The number of insurance mergers and acquisitions across the globe has plummeted in the first half of 2023, according to global law firm Clyde & Co’s Insurance Growth Report mid-year update.
The report revealed that the number of completed M&A deals in the global insurance industry decreased from 242 completed deals in the first half of 2022 (H1 2022) and 207 in the second half of 2022 (H2 2022) to 171 in the first half of 2023 (H1 2023).
Among the regions, the Americas had the most evident drop in insurance M&A activity, which saw only 79 completed deals in H1 2023 (down from 104 in H2 2002), with M&A in the region falling to its lowest level since 2014.
Europe had only 47 completed deals in H1 2023, the region’s lowest level for over a decade. Asia Pacific’s completed deals totaled 29 in the same period but saw a spread of transactions across the region.
The Middle East and Africa was the only region with an increased number of M&A activity in H1 2023, with nine completed deals compared to eight in the previous six months.
What’s impacting M&A deals?
Clyde & Co’s report identified diminishing appetite in some regions for insurance businesses as one of the main factors impacting the overall drop in M&A transactions in H1 2023.

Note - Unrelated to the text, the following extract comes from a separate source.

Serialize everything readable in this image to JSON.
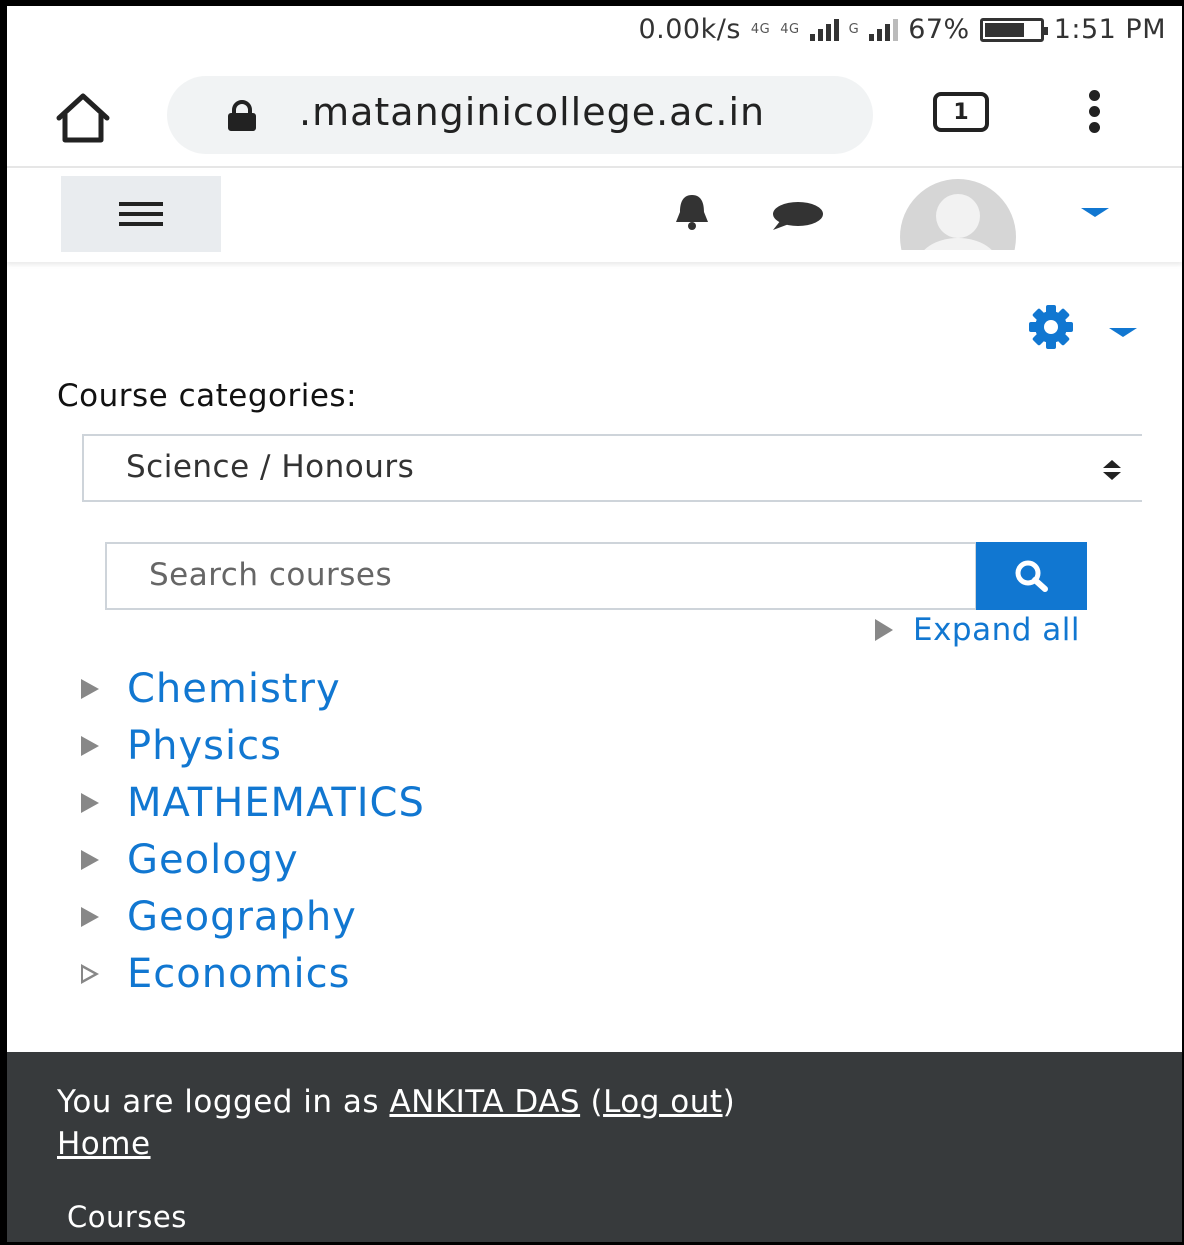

In Europe, finding capital for insurance businesses was difficult in H1 2023 due to the continuing inflation and rising interest rates. Meanwhile, the US had a lack of “true insurtechs” entering the market. However, some regions’ interest in insurtech businesses remained strong in H1 2023, including Latin America and Asia.
“Private equity firms are looking at investing in some of the Asia tech players around the region, at all stages of development, with prospective capital providers evenly split between international PE firms and regional asset managers. Meanwhile, as the use of AI in insurance becomes better established, investment is likely to return to insurtech in other regions – as the sector best-placed to leverage the emerging technology,” said Joyce Chan, partner at Clyde & Co in Hong Kong.
Eva-Maria Barbosa, partner at Clyde & Co in Munich, expects the lull in insurance M&A to be short-lived.
“Despite ongoing geopolitical and economic uncertainty, insurance businesses are adopting a ‘Keep Calm and Carry On’ approach. Carriers are less dependent on bank financing for strategic transactions as they are restricted to leveraging a smaller proportion of the transaction anyway. With insurers typically balance sheet-heavy at present, the break in carrier M&A activity is likely to be over. Meanwhile, private equity capital is returning to the market for broker deals,” Barbosa said.